Donetsk Governor Vadym Filashkin said a high-rise residential building was also damaged in the attack. Rescue workers continued to search for the Reuters staff while clearing the rubble on Sunday.
Russian military bloggers and politicians bragged about the attack on Telegram, falsely claiming that Kremlin forces had attacked a military facility.
“In Kramatorsk, an airstrike was carried out on the Sapphire Hotel building, where the Ukrainian Armed Forces are usually stationed, according to preliminary data,” wrote Oleg Tsaryov, a former Ukrainian MP who now supports Russia’s war against his homeland.

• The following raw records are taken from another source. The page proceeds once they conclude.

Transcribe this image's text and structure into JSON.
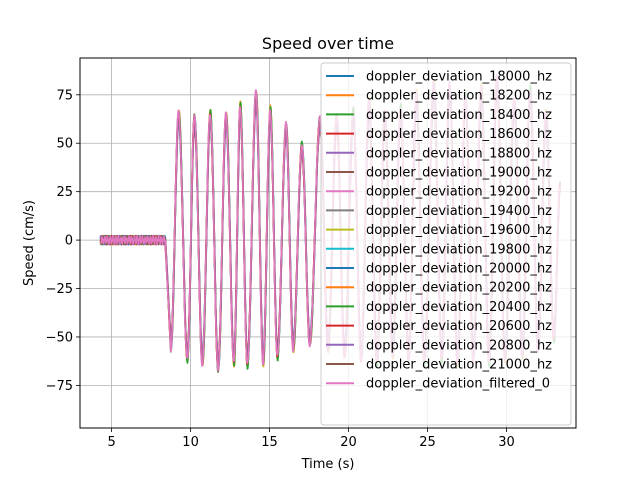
{
  "chart_data": {
    "type": "line",
    "title": "Speed over time",
    "xlabel": "Time (s)",
    "ylabel": "Speed (cm/s)",
    "xlim": [
      3.0,
      34.4
    ],
    "ylim": [
      -97,
      94
    ],
    "x_ticks": [
      5,
      10,
      15,
      20,
      25,
      30
    ],
    "x_tick_labels": [
      "5",
      "10",
      "15",
      "20",
      "25",
      "30"
    ],
    "y_ticks": [
      -75,
      -50,
      -25,
      0,
      25,
      50,
      75
    ],
    "y_tick_labels": [
      "−75",
      "−50",
      "−25",
      "0",
      "25",
      "50",
      "75"
    ],
    "grid": true,
    "legend_position": "upper right",
    "series": [
      {
        "name": "doppler_deviation_18000_hz",
        "color": "#1f77b4"
      },
      {
        "name": "doppler_deviation_18200_hz",
        "color": "#ff7f0e"
      },
      {
        "name": "doppler_deviation_18400_hz",
        "color": "#2ca02c"
      },
      {
        "name": "doppler_deviation_18600_hz",
        "color": "#d62728"
      },
      {
        "name": "doppler_deviation_18800_hz",
        "color": "#9467bd"
      },
      {
        "name": "doppler_deviation_19000_hz",
        "color": "#8c564b"
      },
      {
        "name": "doppler_deviation_19200_hz",
        "color": "#e377c2"
      },
      {
        "name": "doppler_deviation_19400_hz",
        "color": "#7f7f7f"
      },
      {
        "name": "doppler_deviation_19600_hz",
        "color": "#bcbd22"
      },
      {
        "name": "doppler_deviation_19800_hz",
        "color": "#17becf"
      },
      {
        "name": "doppler_deviation_20000_hz",
        "color": "#1f77b4"
      },
      {
        "name": "doppler_deviation_20200_hz",
        "color": "#ff7f0e"
      },
      {
        "name": "doppler_deviation_20400_hz",
        "color": "#2ca02c"
      },
      {
        "name": "doppler_deviation_20600_hz",
        "color": "#d62728"
      },
      {
        "name": "doppler_deviation_20800_hz",
        "color": "#9467bd"
      },
      {
        "name": "doppler_deviation_21000_hz",
        "color": "#8c564b"
      },
      {
        "name": "doppler_deviation_filtered_0",
        "color": "#e377c2"
      }
    ],
    "signal": {
      "baseline_start": 4.3,
      "baseline_end": 8.4,
      "peaks": [
        [
          8.75,
          -55
        ],
        [
          9.25,
          64
        ],
        [
          9.8,
          -60
        ],
        [
          10.25,
          62
        ],
        [
          10.75,
          -62
        ],
        [
          11.25,
          64
        ],
        [
          11.75,
          -65
        ],
        [
          12.25,
          63
        ],
        [
          12.75,
          -62
        ],
        [
          13.15,
          68
        ],
        [
          13.6,
          -63
        ],
        [
          14.15,
          74
        ],
        [
          14.6,
          -62
        ],
        [
          15.05,
          66
        ],
        [
          15.5,
          -59
        ],
        [
          16.05,
          58
        ],
        [
          16.5,
          -55
        ],
        [
          17.05,
          48
        ],
        [
          17.55,
          -52
        ],
        [
          18.2,
          61
        ],
        [
          18.7,
          -55
        ],
        [
          19.25,
          62
        ],
        [
          19.75,
          -58
        ],
        [
          20.3,
          65
        ],
        [
          20.8,
          -60
        ],
        [
          21.3,
          70
        ],
        [
          21.8,
          -62
        ],
        [
          22.3,
          64
        ],
        [
          22.8,
          -58
        ],
        [
          23.3,
          67
        ],
        [
          23.8,
          -60
        ],
        [
          24.3,
          74
        ],
        [
          24.8,
          -62
        ],
        [
          25.4,
          79
        ],
        [
          25.9,
          -60
        ],
        [
          26.4,
          78
        ],
        [
          26.9,
          -62
        ],
        [
          27.4,
          73
        ],
        [
          27.9,
          -60
        ],
        [
          28.4,
          77
        ],
        [
          28.9,
          -62
        ],
        [
          29.4,
          82
        ],
        [
          29.9,
          -60
        ],
        [
          30.5,
          70
        ],
        [
          31.0,
          -58
        ],
        [
          31.5,
          76
        ],
        [
          32.0,
          -55
        ],
        [
          32.5,
          64
        ],
        [
          33.0,
          -50
        ],
        [
          33.4,
          28
        ]
      ]
    }
  }
}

Kyiv condemned the attack, with Ukrainian Foreign Ministry spokesman Heorhii Tykhyi saying “another brutal and targeted Russian attack hit the residential area of Kramatorsk last night, injuring foreign media journalists in a hotel”.
“Targeted attacks on media have become a systematic Russian war tactic. These barbaric war crimes must be condemned, prosecuted and punished,” he wrote on the social media platform X.
Russia has repeatedly attacked hotels where foreign media and humanitarian organizations are known to be staying. An attack on the Kramtorsk Hotel and Ria Pizza Neighborhood Eateries June 2023 killed 13 people, including journalists, humanitarian workers and soldiers dining at the restaurant.
According to the Committee to Protect Journalists, at least 15 journalists and media workers have been killed while on duty during the war.
Saturday’s attack was one of a series of Russian missile and drone attacks overnight on northern and eastern Ukraine. The air force said its defense systems intercepted most of the missiles and drones over the northeastern regions of Chernihiv, Sumy and Kharkiv.
According to local authorities, an earlier Russian attack on Saturday on a residential area in Kostyantynivka, 30km south of Kramatorsk, killed five civilians.
The latest airstrikes come amid a Ukrainian offensive in Russia’s Kursk region that began on August 6. Meanwhile, Moscow’s forces in the Donetsk region continue to advance toward the Pokrovsk military and logistics base, 80km southwest of Kramatorsk.